My bed is dead.
It is deader than dead.
When it first died I resurrected it with a few bits of glue. Then came another death. That time I added screws and a couple of wooden batons. Over the years it’s died many times and been brought back to life with many, many different pieces of metal and wood.
But this time, when it cracked, I did too.
There’s only so much a person can take. You know…
Today, my new bed arrived. And I proceeded to use up all of today’s energy to try to get it in place. This involved lifting the boxes of the new bed up the stairs, taking the old bed apart (did I mention that it was held together with a hundred different bits and pieces?), vacuuming the accumulation of dust bunnies, and moving the bits of old bed out of the way.
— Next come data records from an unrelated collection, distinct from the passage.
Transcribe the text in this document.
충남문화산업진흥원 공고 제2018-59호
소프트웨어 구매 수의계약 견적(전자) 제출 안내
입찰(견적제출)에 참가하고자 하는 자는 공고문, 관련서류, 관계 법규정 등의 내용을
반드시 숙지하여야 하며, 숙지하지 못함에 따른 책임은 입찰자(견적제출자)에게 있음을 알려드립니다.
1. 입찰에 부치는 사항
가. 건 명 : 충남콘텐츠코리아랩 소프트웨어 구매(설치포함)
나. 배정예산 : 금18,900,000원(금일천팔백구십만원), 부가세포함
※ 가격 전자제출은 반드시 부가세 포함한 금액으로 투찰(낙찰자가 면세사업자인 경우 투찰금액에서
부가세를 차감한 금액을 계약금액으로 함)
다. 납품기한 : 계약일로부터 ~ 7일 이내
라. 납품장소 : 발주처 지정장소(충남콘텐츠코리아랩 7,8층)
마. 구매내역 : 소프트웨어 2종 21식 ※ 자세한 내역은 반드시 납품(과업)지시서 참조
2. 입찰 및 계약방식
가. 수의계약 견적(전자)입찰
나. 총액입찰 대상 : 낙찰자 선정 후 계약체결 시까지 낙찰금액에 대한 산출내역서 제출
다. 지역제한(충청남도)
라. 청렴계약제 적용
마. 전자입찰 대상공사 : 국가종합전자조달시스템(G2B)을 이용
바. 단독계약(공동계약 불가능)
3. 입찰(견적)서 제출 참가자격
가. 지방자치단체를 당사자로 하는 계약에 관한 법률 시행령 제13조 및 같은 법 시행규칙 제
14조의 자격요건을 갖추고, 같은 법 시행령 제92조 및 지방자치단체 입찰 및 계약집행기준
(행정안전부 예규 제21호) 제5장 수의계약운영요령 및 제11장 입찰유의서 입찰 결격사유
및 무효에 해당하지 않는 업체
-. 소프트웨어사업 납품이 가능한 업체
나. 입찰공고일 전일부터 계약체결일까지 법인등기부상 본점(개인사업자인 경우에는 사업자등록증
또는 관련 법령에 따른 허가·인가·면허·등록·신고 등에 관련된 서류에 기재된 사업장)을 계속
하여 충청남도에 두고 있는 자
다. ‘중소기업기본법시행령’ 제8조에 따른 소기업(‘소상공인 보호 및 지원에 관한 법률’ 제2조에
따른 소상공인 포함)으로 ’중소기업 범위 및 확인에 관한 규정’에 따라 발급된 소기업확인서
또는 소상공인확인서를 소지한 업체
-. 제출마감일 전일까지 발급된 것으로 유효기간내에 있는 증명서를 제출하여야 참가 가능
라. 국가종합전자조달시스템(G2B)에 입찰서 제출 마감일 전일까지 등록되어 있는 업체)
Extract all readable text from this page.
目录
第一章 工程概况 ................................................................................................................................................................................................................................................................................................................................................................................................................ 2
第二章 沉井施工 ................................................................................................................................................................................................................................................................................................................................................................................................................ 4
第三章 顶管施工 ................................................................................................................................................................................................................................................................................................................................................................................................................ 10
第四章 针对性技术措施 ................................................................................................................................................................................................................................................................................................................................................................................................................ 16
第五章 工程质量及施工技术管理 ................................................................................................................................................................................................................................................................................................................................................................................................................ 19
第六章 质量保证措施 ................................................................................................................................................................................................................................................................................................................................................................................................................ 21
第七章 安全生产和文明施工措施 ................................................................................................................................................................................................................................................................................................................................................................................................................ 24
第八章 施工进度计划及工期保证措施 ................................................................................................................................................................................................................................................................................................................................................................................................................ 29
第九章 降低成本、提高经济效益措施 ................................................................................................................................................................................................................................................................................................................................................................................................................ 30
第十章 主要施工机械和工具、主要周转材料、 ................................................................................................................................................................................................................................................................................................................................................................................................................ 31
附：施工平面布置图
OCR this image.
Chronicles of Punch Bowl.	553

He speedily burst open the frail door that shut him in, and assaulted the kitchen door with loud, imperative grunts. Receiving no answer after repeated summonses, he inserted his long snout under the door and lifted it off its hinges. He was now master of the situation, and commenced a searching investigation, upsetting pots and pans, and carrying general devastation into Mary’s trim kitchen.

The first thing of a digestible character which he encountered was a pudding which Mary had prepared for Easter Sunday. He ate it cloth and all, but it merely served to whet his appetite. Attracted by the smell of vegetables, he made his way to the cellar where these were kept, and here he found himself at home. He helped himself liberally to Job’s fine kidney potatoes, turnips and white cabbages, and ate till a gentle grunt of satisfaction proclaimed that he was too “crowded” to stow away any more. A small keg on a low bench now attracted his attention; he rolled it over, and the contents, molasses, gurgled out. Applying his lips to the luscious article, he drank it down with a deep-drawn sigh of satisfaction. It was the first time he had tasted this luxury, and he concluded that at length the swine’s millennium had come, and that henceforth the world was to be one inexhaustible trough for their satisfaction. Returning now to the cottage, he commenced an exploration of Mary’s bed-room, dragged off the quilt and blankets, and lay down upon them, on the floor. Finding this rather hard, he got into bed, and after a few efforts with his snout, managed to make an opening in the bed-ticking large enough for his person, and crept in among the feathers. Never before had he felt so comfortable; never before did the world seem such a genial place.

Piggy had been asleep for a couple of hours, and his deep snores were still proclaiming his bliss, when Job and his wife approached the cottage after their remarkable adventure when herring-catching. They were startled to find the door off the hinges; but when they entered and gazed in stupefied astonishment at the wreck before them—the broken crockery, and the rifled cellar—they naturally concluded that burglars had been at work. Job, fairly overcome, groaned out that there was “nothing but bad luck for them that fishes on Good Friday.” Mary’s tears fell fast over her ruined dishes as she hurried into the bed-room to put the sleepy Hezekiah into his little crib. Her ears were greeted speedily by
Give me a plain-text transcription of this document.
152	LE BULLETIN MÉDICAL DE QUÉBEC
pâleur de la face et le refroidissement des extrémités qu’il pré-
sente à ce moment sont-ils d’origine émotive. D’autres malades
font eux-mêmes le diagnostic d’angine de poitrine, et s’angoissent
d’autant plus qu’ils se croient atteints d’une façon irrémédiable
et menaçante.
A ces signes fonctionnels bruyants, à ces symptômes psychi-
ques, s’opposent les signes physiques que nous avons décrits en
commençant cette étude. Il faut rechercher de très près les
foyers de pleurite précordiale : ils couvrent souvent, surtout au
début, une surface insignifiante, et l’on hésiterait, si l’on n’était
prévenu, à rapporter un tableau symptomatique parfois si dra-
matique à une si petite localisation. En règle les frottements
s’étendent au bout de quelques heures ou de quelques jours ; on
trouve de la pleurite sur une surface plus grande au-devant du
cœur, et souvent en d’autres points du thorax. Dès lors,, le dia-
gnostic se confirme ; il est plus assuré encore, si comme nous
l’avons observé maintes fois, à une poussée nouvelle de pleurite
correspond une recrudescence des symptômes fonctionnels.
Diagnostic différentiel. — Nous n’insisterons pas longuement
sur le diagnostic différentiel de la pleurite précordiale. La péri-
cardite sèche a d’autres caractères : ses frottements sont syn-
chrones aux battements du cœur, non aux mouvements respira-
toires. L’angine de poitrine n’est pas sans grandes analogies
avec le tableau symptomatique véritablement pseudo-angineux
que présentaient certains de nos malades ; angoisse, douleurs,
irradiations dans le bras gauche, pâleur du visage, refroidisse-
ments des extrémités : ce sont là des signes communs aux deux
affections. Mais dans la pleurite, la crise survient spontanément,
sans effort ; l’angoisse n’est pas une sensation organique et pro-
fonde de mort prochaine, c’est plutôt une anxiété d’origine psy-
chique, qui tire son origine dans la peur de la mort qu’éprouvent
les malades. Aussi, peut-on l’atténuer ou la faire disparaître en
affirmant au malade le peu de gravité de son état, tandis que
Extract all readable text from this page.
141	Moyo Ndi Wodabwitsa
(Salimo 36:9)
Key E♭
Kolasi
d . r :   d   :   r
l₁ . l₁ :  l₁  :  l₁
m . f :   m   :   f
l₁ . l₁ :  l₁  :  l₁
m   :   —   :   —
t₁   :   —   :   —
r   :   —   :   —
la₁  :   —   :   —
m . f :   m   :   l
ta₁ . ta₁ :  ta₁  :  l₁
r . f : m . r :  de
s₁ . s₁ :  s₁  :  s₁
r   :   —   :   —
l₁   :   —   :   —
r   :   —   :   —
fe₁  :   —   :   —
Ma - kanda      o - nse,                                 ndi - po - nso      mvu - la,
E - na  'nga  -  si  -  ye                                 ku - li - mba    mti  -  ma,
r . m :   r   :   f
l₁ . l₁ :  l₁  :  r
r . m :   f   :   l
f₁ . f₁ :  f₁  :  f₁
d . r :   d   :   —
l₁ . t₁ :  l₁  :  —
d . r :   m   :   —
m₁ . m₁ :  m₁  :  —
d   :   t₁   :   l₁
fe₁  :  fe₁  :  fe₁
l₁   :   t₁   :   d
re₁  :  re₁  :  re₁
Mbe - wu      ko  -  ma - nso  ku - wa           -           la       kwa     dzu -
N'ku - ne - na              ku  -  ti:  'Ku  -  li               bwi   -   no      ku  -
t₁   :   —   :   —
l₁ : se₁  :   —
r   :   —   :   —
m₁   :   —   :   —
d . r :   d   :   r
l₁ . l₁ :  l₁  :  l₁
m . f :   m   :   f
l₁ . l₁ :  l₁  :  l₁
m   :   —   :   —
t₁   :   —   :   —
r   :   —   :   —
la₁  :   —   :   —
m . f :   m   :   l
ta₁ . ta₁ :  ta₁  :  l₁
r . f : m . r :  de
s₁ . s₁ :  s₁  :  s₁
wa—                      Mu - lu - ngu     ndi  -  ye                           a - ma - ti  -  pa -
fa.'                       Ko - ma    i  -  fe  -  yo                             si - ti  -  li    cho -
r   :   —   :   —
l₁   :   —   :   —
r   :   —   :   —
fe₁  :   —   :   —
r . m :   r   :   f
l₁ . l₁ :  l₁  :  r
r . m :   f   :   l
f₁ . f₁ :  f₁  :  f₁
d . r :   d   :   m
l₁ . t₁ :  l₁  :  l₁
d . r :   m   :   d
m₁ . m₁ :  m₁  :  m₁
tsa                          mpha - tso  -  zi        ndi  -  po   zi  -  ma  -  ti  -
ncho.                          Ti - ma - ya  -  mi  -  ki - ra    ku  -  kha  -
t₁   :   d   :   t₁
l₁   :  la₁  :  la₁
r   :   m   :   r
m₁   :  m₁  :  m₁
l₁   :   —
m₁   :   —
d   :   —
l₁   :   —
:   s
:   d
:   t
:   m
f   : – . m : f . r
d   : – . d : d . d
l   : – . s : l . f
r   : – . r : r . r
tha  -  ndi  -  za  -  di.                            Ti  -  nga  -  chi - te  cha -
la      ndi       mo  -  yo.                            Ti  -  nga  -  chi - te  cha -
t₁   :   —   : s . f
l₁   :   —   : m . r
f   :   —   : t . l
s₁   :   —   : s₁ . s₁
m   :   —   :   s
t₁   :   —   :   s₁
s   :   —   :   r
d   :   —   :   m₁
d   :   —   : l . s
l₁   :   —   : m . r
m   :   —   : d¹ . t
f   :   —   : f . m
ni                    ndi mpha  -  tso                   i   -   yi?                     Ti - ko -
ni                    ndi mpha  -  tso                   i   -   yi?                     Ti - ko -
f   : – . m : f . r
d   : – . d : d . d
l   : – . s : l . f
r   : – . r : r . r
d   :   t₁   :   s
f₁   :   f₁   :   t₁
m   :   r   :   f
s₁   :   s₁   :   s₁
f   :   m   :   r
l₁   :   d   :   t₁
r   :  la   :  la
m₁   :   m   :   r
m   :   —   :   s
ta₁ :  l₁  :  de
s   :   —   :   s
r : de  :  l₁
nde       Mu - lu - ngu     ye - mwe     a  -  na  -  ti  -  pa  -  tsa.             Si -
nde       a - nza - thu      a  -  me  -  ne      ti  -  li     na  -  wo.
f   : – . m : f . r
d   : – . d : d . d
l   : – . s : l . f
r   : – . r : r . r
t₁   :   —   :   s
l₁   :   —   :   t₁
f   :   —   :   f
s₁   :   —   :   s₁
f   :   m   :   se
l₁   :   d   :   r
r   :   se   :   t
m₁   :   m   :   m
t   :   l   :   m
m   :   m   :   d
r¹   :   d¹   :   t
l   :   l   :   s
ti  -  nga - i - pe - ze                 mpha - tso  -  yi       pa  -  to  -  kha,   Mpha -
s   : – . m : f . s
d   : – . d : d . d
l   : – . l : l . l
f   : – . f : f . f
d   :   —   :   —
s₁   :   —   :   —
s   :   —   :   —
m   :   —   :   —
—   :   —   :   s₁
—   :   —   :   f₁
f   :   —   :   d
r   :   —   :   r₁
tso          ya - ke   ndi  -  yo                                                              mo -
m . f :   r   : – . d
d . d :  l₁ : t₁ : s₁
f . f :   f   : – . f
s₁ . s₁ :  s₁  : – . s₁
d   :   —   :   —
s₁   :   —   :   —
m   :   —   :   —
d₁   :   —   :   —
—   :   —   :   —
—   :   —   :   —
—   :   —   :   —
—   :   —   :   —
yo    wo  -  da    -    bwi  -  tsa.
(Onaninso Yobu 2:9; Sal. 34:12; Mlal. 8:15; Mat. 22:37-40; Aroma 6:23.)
Whilst sitting on the floor, having a rest, I realised that I’d stacked everything up against my chest of drawers. No more clean clothes for me until I sort that little problem out!
Talking about problems: yesterday I mentioned how I weighed myself and got rather upset by my weight gain. The main reason was that I couldn’t fathom how I’d put on so much weight. Normally I know that I’ve been overeating and why, but this came as a shock. Having discussed this with the Old Trout today, I think we’ve come up with the answer. I won’t bore you with the details; suffice it to say that this would be an extra-complicated thing to explain. So, although I’ve put on weight, it does feel good to know why. It’s a lot easier to fight something if you know what that something is.
But, back to my Janathon exercising: I used up the last of my energy putting the pieces of the new bed’s headboard together. The slats fitted so snuggly into the grooves that I found myself using all of my considerable heft (and expertise with said heft) to try to put them together. And after getting an unwanted upper-body workout trying to screw the thing together I headed off downstairs for my electric screwdriver.
And that’s where the day ended.
7 hours later I woke up on the settee, the screwdriver lying beside me on the floor.